The article evaluates the use of Vojt diagnostics and Vojt therapy during rehabilitation in modern conditions for adults and children.
 Reflex-locomotor therapy was developed by Vaclav Vojta as a diagnostic and therapeutic tool. At the very beginning of the study, V. Vojta described two different motor complexes, reflex crawling and reflex turning, which are triggered by adequate location and stimulation of the corresponding trigger zones. Due to this activation, a global reflex response is triggered, which contains innate motor programs associated with locomotion patterns in human ontogeny (rolling, crawling, walking).
 To date, neurokinesiology according to Vaclav Vojta allows to diagnose impaired motor development in children from the newborn period, even before the absence of clear neurological symptoms during a classic examination, and to prescribe early therapy.
 The essence of Vojt diagnostics is not only passive observation of the child, but also an active examination method using appropriate functional tests (loads, provocations). And Vojta therapy is a neurophysiological method used to obtain reflex responses in muscles after stimulation of certain activation zones. Such therapy stimulates the brain through selected areas of the body, activating stored innate motor programs that are exported as coordinated movement and contraction of trunk and limb muscles.
 The novelty of V. Vojt contribution in this field lies in the strict focus on genetically determined, species-specific movement development programs. The existence of ideal patterns of movements as a basic characteristic of human motor behavior to date is practically not reflected in the problems of motor rehabilitation in general, that is, the standard given "by nature" or determined by evolution still remains largely unknown, therefore the purpose of this study is to assess the impact the approach of Vojt diagnostics and Vojt therapy in the rehabilitation of children and adults in modern conditions.

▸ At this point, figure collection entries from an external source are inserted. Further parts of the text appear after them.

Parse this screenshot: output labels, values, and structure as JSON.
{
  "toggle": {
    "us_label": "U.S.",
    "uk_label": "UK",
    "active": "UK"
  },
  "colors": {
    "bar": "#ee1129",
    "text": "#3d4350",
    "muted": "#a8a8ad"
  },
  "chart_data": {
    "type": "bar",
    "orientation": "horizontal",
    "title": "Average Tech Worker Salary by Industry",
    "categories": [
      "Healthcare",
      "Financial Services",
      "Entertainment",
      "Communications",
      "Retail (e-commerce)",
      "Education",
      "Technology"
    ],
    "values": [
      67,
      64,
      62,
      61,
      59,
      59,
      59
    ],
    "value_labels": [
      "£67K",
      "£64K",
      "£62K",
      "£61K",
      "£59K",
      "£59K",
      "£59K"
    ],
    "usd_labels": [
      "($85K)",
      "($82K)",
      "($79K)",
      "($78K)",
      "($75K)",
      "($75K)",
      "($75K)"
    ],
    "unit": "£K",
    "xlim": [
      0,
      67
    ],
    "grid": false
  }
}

 Vojta described 10 different zones that are available for stimulation of movement patterns of reflex locomotion. Light pressure on a specific stimulation zone (muscle or bone) and resistance to the current movement is used to induce an involuntary motor response from the patient and to perform certain movement patterns.
 The best results of Vojt therapy are achieved when the patient has not yet developed and established any so-called replacement movement patterns. In patients with established "substitute motor activity", the goal of treatment is to activate and maintain physiological movement patterns, as well as to reduce unestablished abnormal movement patterns and integrate them into normal movement processes, until the mastery of conscious movement activity is completed.
 In the beginning, Vojta therapy was used to rehabilitate children with movement disorders and infants at risk of developing cerebral palsy. Years later, this method was successfully applied to adults with neurological and movement problems.
 Today, Vojta therapy is used for various pathologies and in different age groups, from infants to adults, and is a safe and effective conservative alternative method of rehabilitation.